Welche historische Verantwortung hat die Hohenzollern-Familie für den Aufstieg des Nationalsozialismus? Warum sind Vermögensfragen offen und strittig? Und wie erinnern wir preußisch-deutsche Geschichte? In vier Podiumsgesprächen erörtern Expertinnen und Experten aus Wissenschaft, Museen und Politik aktuelle Fragen zum Streit um das Hohenzollern-Erbe. Die vier Gespräche finden als Online-Veranstaltungen statt:
Die Termine: 26. Oktober 2021, 12. November 2021, 30. November 2021, 11. Dez. 2021

Die Veranstalter laden zur Diskusssionsreihe in der Zeit vom 26. Oktober bis 11. Dezember 2021 ein.

Veranstalter der Reihe sind das Leibniz-Zentrum für Zeithistorische Forschung Potsdam (ZZF) und die Stiftung Preußische Schlösser und Gärten Berlin-Brandenburg (SPSG) in Verbindung mit dem Ministerium für Wissenschaft, Forschung und Kultur Brandenburg.

Die Veranstaltungen der Reihe:

Dienstag, 26. Oktober 2021, 18.30 – 20:00 Uhr, Online via Zoom
Wieviel monarchisches Erbe verträgt die Demokratie? Das Kaiserreich zwischen Historisierung und Aktualisierung

Es diskutieren: Ute Frevert (Max-Planck-Institut für Bildungsforschung Berlin), Christoph Vogtherr (SPSG), Thomas Drachenberg (Landesamt für Denkmalpflege Zossen), Martin Sabrow (Leibniz-Zentrum für Zeithistorische Forschung Potsdam)
Moderation: Jaqueline Boysen (Evangelische Akademie Berlin)

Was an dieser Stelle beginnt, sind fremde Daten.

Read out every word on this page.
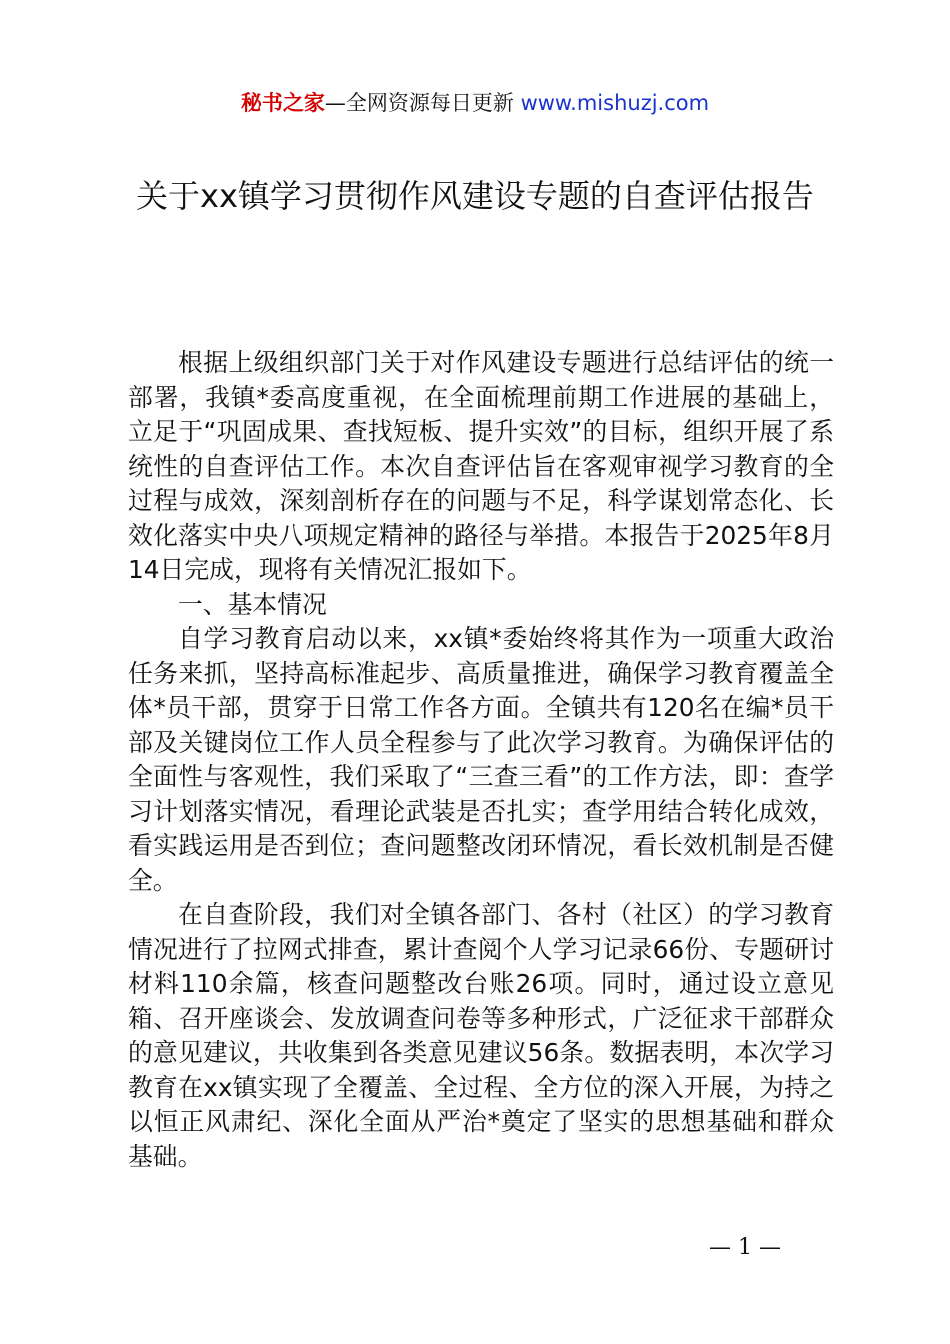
秘书之家—全网资源每日更新 www.mishuzj.com
关于xx镇学习贯彻作风建设专题的自查评估报告

根据上级组织部门关于对作风建设专题进行总结评估的统一部署，我镇*委高度重视，在全面梳理前期工作进展的基础上，立足于“巩固成果、查找短板、提升实效”的目标，组织开展了系统性的自查评估工作。本次自查评估旨在客观审视学习教育的全过程与成效，深刻剖析存在的问题与不足，科学谋划常态化、长效化落实中央八项规定精神的路径与举措。本报告于2025年8月14日完成，现将有关情况汇报如下。

一、基本情况

自学习教育启动以来，xx镇*委始终将其作为一项重大政治任务来抓，坚持高标准起步、高质量推进，确保学习教育覆盖全体*员干部，贯穿于日常工作各方面。全镇共有120名在编*员干部及关键岗位工作人员全程参与了此次学习教育。为确保评估的全面性与客观性，我们采取了“三查三看”的工作方法，即：查学习计划落实情况，看理论武装是否扎实；查学用结合转化成效，看实践运用是否到位；查问题整改闭环情况，看长效机制是否健全。

在自查阶段，我们对全镇各部门、各村（社区）的学习教育情况进行了拉网式排查，累计查阅个人学习记录66份、专题研讨材料110余篇，核查问题整改台账26项。同时，通过设立意见箱、召开座谈会、发放调查问卷等多种形式，广泛征求干部群众的意见建议，共收集到各类意见建议56条。数据表明，本次学习教育在xx镇实现了全覆盖、全过程、全方位的深入开展，为持之以恒正风肃纪、深化全面从严治*奠定了坚实的思想基础和群众基础。

— 1 —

Die Gesprächsrunde der Auftaktveranstaltung am 26. Oktober geht der Frage nach, wie sich der Blick auf das Kaiserreich in der deutschen Demokratiegeschichte gewandelt hat und welchen Platz es im kulturellen Gedächtnis unserer Zeit hat. Besaß das Kaiserreich unterschätzte demokratische Potentiale? Wie wirkte es fort – in der Zwischenkriegszeit und darüber hinaus? Auf welche Aspekte des monarchischen Erbes kann sich der demokratische Staat heute noch beziehen?

Freitag, 12. November 2021, 18.30 – 20:00 Uhr, Online via Zoom
Von Monbijou nach Minden. Preußen ausstellen

Es diskutieren: Urte Evert (Museum Zitadelle Spandau), Jürgen Luh (SPSG Potsdam), Sylvia Necker (Preußenmuseum Minden), Alfons Kenkmann (Universität Leipzig)
Moderation: Martin Sabrow (Leibniz-Zentrum für Zeithistorische Forschung Potsdam)

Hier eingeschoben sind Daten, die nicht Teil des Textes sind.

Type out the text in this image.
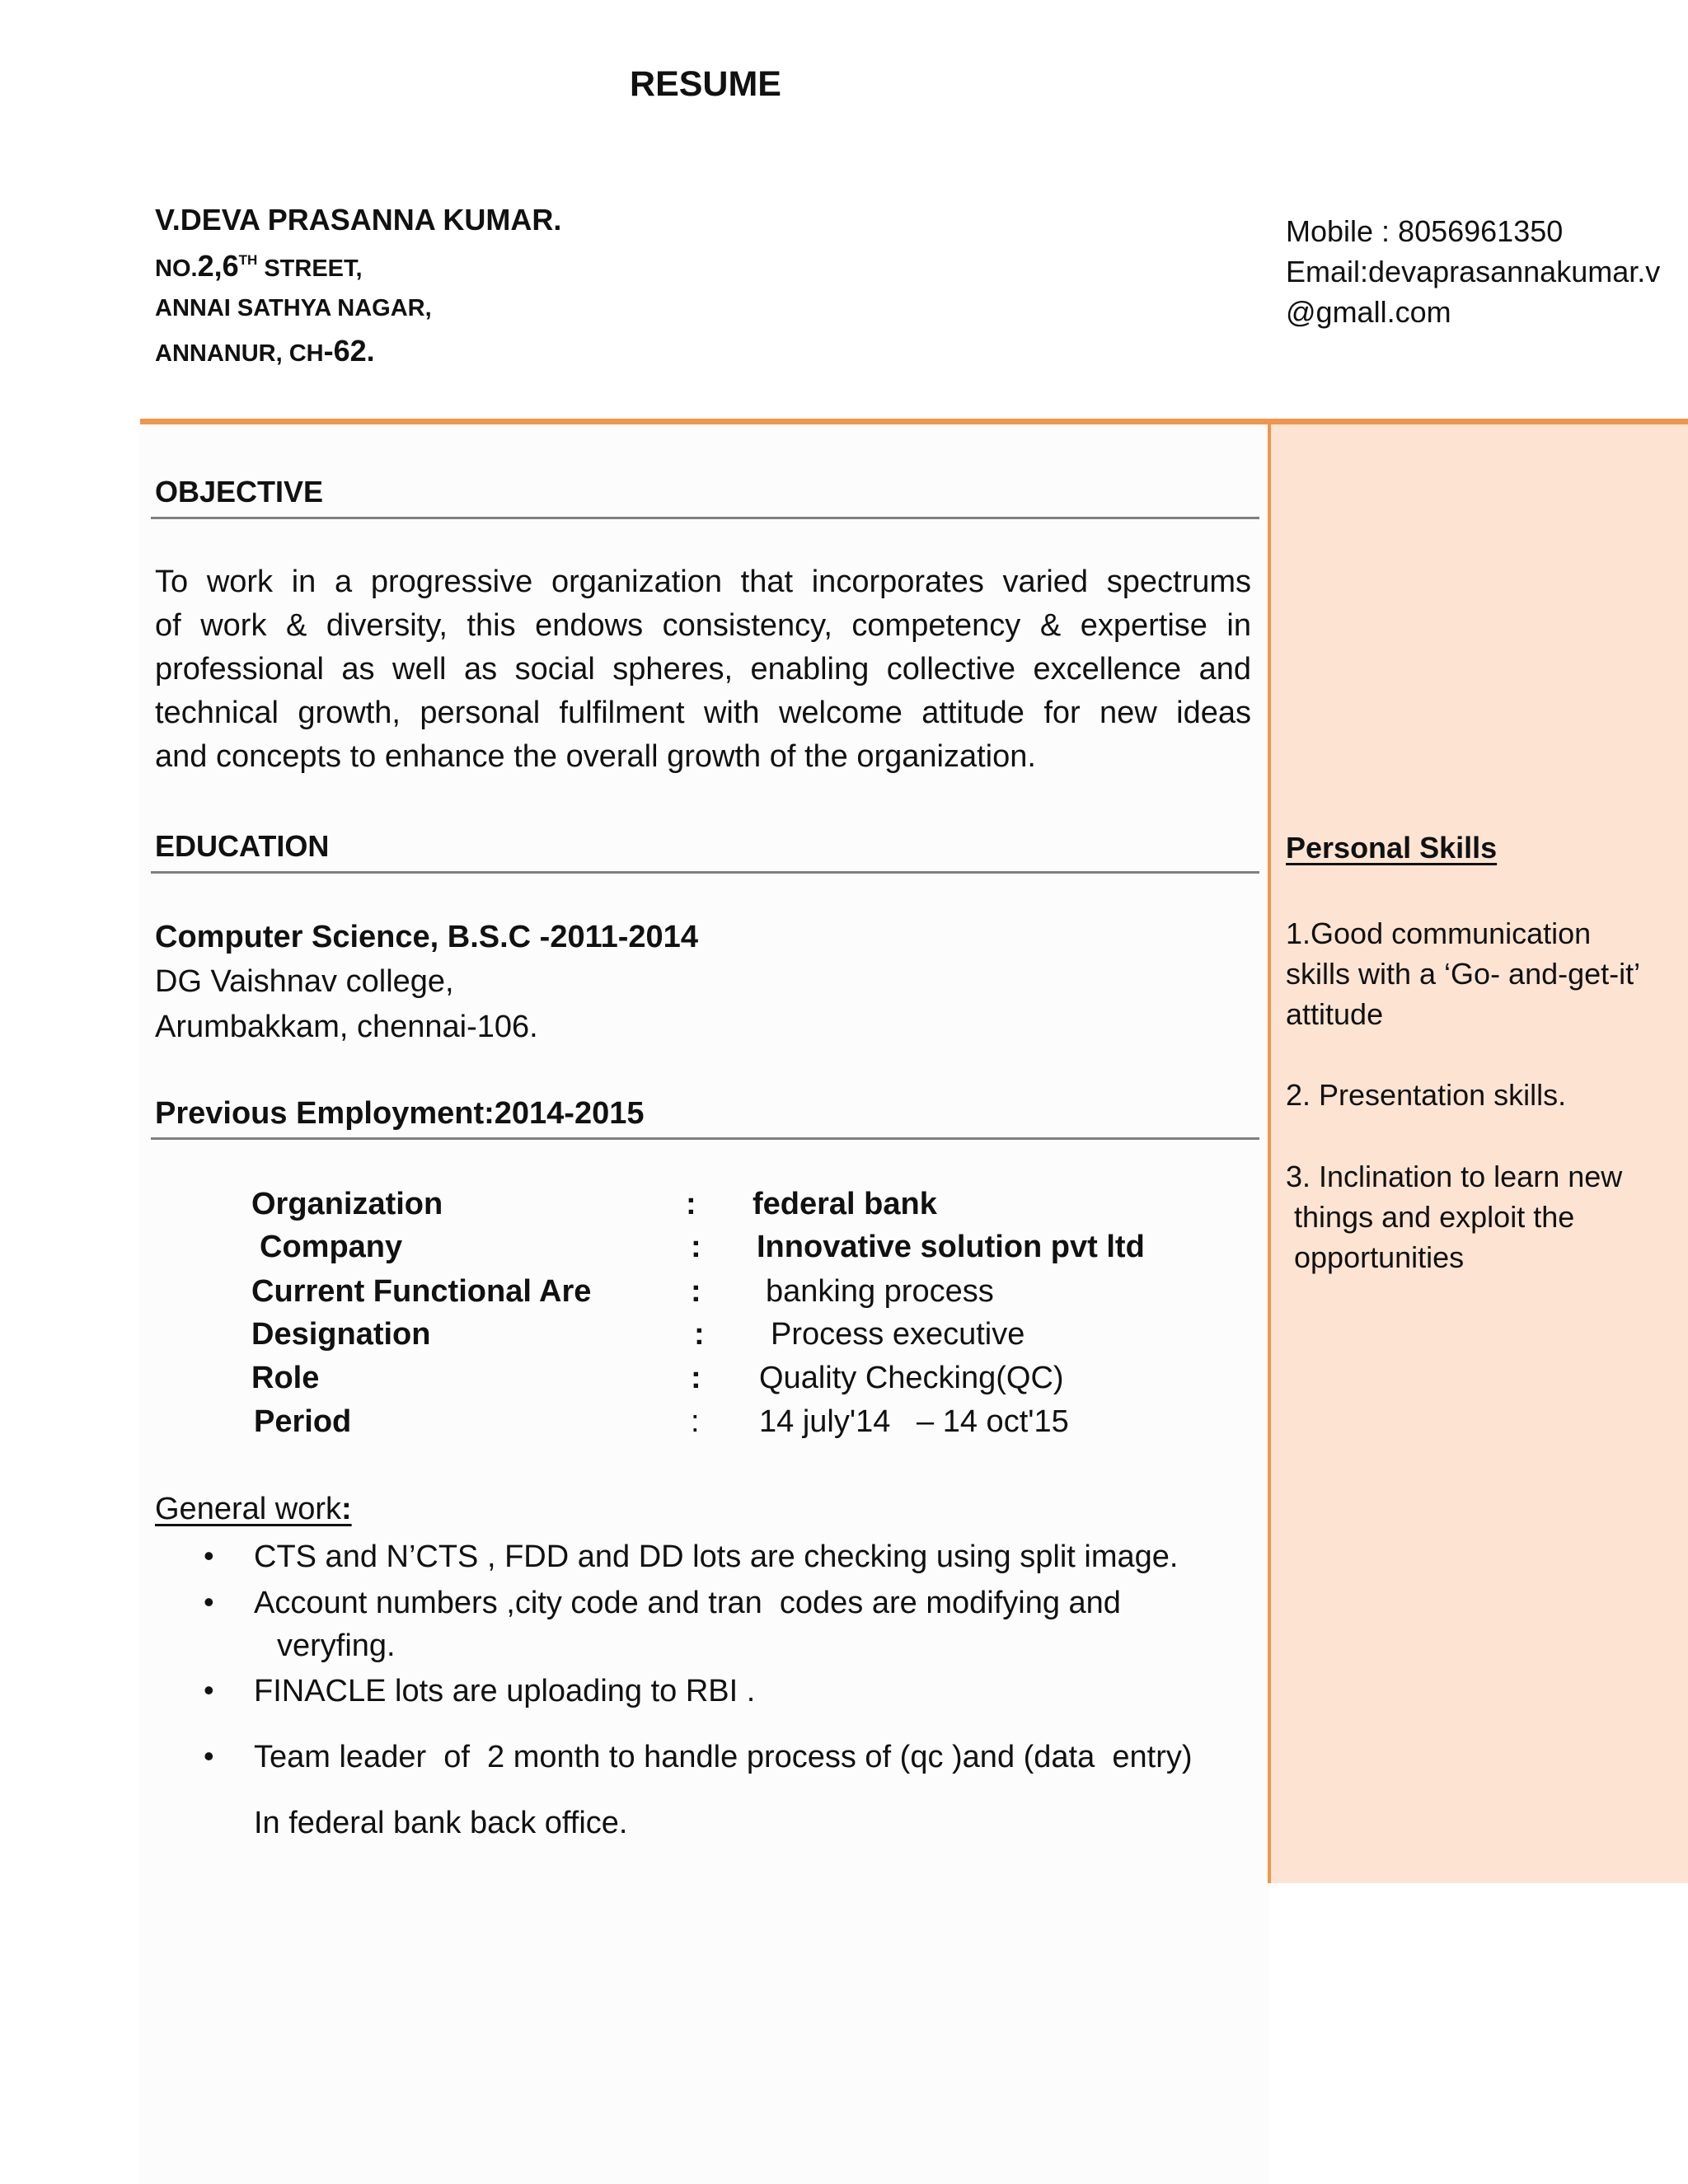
RESUME
V.DEVA PRASANNA KUMAR.
NO.2,6TH STREET,
ANNAI SATHYA NAGAR,
ANNANUR, CH-62.
Mobile : 8056961350
Email:devaprasannakumar.v
@gmall.com
OBJECTIVE
To work in a progressive organization that incorporates varied spectrums
of work & diversity, this endows consistency, competency & expertise in
professional as well as social spheres, enabling collective excellence and
technical growth, personal fulfilment with welcome attitude for new ideas
and concepts to enhance the overall growth of the organization.
EDUCATION
Computer Science, B.S.C -2011-2014
DG Vaishnav college,
Arumbakkam, chennai-106.
Previous Employment:2014-2015
Organization	: federal bank
Company	: Innovative solution pvt ltd
Current Functional Are	: banking process
Designation	: Process executive
Role	: Quality Checking(QC)
Period	: 14 july'14   – 14 oct'15
General work:
• CTS and N’CTS , FDD and DD lots are checking using split image.
• Account numbers ,city code and tran  codes are modifying and
veryfing.
• FINACLE lots are uploading to RBI .
• Team leader  of  2 month to handle process of (qc )and (data  entry)
In federal bank back office.
Personal Skills
1.Good communication
skills with a ‘Go- and-get-it’
attitude
2. Presentation skills.
3. Inclination to learn new
things and exploit the
opportunities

Preußen ist ein unübersichtliches Erinnerungsgelände, in dem Aufklärung und Pickelhaube, Machtstaat und Toleranzgedanke gleichermaßen als Kompass dienen können.
Die Podiumsdiskussion befasst sich mit der Frage: Wie hat sich die Vielschichtigkeit und Sperrigkeit des Themas Preußen seit der Gründung des Hohenzollernmuseums in Schloss Monbijou 1877 über die Zäsuren der Zeitgeschichte hinweg museal abgebildet und wie lässt sie sich heute öffentlich präsentieren?

Dienstag, 30. November 2021, 18.30 – 20:00 Uhr, Online via Zoom
Die Hohenzollern als Geschichtspolitiker

Es diskutieren: Martin Kohlrausch (Universität Leuven), Birte Förster (Universität Bielefeld), Stephan Malinowski (University of Edinburgh) und Erhard Grundl (MdB)
Moderation: Winfried Süß (Leibniz-Zentrum für Zeithistorische Forschung Potsdam )

Adel, so Heinrich Heine, existiert solange, wie man an ihn glaubt. Auch nach ihrer politischen Entmachtung blieben Herrscherhäuser wie die Hohenzollern Experten darin, ihrer Umwelt durch ihre Selbstdarstellung eine herausgehobene Stellung „glaubhaft“ zu machen. In diesem Kontext war Geschichtspolitik ein wichtiges Instrument zur Mobilisierung von Anhängern und zur Legitimation der eigenen Positionen.
In der Podiumsdiskussion fragen renommierte Expertinnen und Experten danach, auf welche Traditionen die Hohenzollern zurückgriffen, welche sie erfanden, wie sie historische Bezüge bei der Verfolgung ihrer Interessen nutzten, welcher (etwa symbolpolitischen und rechtlichen) Mittel sie sich dabei bedienten und wie ihr Publikum darauf reagierte.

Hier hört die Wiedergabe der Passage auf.